For the best part of a year, Everton were forced to make do without their captain, Séamus Coleman.
The right-back missed ten months after suffering a double legbreak playing for the Republic of Ireland, courtesy of Wales defender Neil Taylor's horrid tackle.
In January, Coleman finally returned to action and has duly made up for lost time in the three months since, being instantly reinstalled as the first-choice right-back.
Everton have won six out of the ten league games since Coleman's return, with the 29-year-old looking increasingly comfortable back in the heat of Premier League battle as the season has progressed.
In the 2-0 win over Huddersfield Town on Saturday Coleman was superb, successfully landing six tackles from six attempted, making two blocks, five clearances and managing 78 touches, more than any other Everton player.
He was also typically positive in possession, completing two out of three dribbles. The Irishman should have capped a fine day's work with a goal, though, spurning a massive opportunity when he fired a point-blank effort straight at Jonas Lössl.
While that was disappointing, Coleman has pretty much picked up where he left off prior to his injury. The nature of his injury clearly hasn't dimmed his enthusiasm for getting forward as he is completing more take-ons on average compared to last season, with 2.1 to 1.2.
It's also interesting to note that he is winning more aerial duels this season with 1.26 per 90, perhaps an indicator of how his athleticism and leap remain intact despite such a serious injury.
He is also making more forward passes (15.89) in an illustration of how his return has helped inject some impetus into Everton's attacks.
Generally speaking, Coleman's stats from last season are more impressive. His passing accuracy was higher at 77.9 per cent, he was making more tackles with 2.09 per 90 and was also managing more touches in the opposition box, with 2.17 per 90 compared to this season's 1.26.
Some of that is down to how Everton play under Allardyce. Whereas they attempted to control games under Ronald Koeman, Allardyce often has the Toffees sitting very deep in games, particularly against top-six sides.

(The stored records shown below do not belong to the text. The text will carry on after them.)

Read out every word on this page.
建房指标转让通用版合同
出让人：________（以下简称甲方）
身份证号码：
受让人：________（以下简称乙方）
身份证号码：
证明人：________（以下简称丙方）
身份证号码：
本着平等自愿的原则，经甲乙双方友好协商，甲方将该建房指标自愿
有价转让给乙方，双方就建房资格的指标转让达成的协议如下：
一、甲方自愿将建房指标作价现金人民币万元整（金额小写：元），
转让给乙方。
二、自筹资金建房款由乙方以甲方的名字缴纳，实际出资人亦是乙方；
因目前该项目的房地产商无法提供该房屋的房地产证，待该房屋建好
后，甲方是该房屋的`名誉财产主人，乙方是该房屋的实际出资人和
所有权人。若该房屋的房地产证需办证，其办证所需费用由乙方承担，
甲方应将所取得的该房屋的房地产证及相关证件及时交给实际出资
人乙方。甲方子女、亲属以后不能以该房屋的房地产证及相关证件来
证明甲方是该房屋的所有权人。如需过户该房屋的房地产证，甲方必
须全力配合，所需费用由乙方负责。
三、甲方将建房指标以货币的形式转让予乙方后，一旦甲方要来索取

However, while Coleman still gets himself fully back up to speed, he has made some crucial contributions. For example, his stoppage-time headed clearance to deny Newcastle United a certain goal made sure of three points for his side and will go down as one of the more heroic pieces of defending this season.
While only one instance of good defending, it was a telling snapshot of what Coleman brings to this Everton side: courage, class and commitment.
With Ireland not participating in the World Cup, Coleman will have the opportunity to get a full pre-season under his belt, which should enable him to come back next season even fitter and stronger.